Il songea à son bon temps de collège, à son pupitre tout abîmé de coups de canif et noirci d’encre, aux marronniers de la cour, et aux greniers de l’église où l’on allait dénicher des hirondelles. Il songea encore à ces après-midi du jeudi, si pleins de joie et de tumulte ; il revit un petit café où ils se réunissaient pour fumer et pour causer politique, il revit les tables ébréchées et la vieille femme qui les servait.
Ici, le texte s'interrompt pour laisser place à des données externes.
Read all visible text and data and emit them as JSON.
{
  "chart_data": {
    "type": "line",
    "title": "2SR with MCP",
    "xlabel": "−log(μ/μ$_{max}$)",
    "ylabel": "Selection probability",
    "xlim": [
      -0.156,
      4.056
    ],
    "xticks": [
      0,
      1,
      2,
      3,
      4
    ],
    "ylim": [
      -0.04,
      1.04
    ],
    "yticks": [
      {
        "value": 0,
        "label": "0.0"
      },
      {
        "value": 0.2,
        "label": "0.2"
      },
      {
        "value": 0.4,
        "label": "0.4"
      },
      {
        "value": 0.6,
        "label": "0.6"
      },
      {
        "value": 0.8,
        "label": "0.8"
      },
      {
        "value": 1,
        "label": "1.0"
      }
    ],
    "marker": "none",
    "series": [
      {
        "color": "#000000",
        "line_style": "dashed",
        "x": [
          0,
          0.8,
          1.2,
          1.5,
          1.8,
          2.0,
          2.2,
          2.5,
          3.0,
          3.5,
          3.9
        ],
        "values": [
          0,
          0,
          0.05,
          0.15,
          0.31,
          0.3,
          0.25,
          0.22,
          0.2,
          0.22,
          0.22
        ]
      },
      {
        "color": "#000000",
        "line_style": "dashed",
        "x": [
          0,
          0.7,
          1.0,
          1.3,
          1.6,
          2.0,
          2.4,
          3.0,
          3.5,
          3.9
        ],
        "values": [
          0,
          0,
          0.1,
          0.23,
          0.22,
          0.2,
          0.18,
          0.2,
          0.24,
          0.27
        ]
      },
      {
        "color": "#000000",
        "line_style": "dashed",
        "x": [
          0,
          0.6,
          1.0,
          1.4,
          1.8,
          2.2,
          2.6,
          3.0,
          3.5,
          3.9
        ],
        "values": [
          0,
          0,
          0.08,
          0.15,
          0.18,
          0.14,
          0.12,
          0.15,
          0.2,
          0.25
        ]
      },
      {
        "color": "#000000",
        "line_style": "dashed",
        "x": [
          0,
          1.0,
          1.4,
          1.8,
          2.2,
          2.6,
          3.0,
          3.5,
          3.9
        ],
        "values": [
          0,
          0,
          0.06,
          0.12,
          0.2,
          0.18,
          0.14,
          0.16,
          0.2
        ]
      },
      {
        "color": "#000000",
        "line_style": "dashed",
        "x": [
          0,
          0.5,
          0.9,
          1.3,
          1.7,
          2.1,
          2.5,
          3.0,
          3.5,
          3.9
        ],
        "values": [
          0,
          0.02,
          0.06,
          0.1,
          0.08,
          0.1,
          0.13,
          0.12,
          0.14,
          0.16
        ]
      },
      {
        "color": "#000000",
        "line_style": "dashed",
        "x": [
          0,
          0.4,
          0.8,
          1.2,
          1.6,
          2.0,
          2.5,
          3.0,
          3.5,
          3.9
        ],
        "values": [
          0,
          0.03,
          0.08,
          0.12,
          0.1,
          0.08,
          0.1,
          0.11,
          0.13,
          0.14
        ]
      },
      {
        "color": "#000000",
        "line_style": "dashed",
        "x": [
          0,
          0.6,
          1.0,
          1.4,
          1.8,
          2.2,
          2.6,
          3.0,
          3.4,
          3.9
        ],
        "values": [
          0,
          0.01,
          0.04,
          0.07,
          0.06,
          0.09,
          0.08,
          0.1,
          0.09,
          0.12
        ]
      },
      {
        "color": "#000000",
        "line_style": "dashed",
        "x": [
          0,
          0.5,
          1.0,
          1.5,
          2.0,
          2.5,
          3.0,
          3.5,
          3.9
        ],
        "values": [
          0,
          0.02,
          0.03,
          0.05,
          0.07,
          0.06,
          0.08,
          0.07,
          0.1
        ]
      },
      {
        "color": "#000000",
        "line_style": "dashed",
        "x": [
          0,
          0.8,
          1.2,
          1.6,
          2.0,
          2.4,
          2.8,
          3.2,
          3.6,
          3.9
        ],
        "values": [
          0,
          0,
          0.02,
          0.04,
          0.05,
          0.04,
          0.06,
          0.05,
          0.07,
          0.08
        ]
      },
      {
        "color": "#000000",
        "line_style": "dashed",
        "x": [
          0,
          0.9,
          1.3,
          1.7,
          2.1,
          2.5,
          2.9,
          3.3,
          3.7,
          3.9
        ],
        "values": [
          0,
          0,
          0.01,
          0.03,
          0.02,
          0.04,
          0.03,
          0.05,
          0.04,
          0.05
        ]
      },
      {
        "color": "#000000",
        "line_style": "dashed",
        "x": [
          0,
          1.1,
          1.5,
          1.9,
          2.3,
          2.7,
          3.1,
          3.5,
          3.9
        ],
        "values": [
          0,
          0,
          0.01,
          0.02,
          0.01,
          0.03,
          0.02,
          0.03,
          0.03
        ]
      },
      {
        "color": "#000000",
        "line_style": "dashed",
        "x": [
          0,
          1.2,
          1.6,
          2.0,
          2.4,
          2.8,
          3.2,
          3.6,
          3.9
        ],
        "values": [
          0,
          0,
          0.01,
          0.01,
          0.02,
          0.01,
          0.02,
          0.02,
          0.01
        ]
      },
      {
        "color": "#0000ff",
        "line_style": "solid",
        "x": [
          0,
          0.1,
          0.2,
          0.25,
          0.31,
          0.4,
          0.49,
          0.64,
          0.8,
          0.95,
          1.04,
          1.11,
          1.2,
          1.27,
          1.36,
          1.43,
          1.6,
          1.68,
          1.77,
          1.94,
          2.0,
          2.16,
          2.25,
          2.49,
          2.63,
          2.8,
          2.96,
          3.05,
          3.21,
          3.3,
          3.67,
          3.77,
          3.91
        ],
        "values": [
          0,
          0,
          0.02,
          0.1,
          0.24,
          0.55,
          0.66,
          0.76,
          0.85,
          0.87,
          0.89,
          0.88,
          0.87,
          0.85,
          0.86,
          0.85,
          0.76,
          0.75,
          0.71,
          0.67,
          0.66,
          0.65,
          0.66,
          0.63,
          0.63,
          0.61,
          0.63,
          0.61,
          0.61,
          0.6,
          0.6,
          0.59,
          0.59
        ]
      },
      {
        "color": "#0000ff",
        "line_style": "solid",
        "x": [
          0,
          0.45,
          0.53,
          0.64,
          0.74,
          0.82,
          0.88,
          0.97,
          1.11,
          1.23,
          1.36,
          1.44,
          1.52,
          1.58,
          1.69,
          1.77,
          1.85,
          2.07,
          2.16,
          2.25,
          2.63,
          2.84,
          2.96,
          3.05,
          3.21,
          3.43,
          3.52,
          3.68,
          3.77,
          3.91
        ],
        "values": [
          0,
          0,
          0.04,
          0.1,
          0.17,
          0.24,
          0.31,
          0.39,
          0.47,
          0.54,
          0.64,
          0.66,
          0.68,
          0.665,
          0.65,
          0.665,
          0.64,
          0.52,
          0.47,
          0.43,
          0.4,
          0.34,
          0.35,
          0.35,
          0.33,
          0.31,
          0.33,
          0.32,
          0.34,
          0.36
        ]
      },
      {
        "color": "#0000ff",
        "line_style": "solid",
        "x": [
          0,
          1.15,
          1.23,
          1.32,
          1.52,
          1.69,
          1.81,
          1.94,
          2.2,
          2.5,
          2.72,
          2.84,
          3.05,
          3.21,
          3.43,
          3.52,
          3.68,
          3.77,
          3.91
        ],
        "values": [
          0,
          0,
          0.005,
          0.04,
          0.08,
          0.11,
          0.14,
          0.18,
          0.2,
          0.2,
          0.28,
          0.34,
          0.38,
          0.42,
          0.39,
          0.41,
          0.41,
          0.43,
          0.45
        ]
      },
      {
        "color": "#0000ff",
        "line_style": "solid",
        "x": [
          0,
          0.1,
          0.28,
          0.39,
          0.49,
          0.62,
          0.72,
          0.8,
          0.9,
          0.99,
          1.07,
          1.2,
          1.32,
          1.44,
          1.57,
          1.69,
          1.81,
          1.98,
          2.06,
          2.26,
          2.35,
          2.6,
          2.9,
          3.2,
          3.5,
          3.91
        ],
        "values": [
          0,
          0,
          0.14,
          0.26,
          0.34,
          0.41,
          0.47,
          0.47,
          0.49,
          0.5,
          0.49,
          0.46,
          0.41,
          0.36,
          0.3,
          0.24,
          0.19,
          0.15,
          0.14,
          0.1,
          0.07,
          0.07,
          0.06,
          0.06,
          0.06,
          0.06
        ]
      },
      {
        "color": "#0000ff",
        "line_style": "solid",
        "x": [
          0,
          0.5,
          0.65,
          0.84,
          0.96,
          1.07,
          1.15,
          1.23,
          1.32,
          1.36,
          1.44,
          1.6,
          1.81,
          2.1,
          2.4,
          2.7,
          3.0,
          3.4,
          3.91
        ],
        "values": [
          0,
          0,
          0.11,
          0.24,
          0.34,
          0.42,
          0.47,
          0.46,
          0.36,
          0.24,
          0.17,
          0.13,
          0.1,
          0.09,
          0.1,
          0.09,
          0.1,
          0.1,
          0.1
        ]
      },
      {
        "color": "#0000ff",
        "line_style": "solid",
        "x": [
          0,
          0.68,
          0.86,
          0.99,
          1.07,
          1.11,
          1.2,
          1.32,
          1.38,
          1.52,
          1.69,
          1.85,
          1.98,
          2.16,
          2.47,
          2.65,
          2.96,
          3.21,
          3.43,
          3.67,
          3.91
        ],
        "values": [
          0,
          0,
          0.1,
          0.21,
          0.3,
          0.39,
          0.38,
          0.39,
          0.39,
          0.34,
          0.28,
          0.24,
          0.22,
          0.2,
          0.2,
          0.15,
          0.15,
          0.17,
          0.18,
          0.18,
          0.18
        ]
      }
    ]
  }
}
Il songea aussi à la petite fille qu’il avait aimée à sept ans, à la demoiselle qui l’avait ému à douze, à la dame qui l’avait tourmenté plus tard ; il se rappela successivement tous les lieux où il les avait vues, il tâcha même de se reconstruire tous les mots oubliés qu’elles avaient pu lui dire, mais sa mémoire avait perdu quelques-uns de leurs traits ; il se rappelait seulement les yeux de l’une, la voix de l’autre, ou bien rien qu’un certain geste, au souvenir duquel son cœur tressaillait tout entier.

Il voulut faire des vers appropriés à son état d’esprit, mais, comme il fut longtemps à attraper la rime du second, il s’arrêta tout court. Il voulut ensuite écrire des pensées détachées, mais il n’en trouva aucune.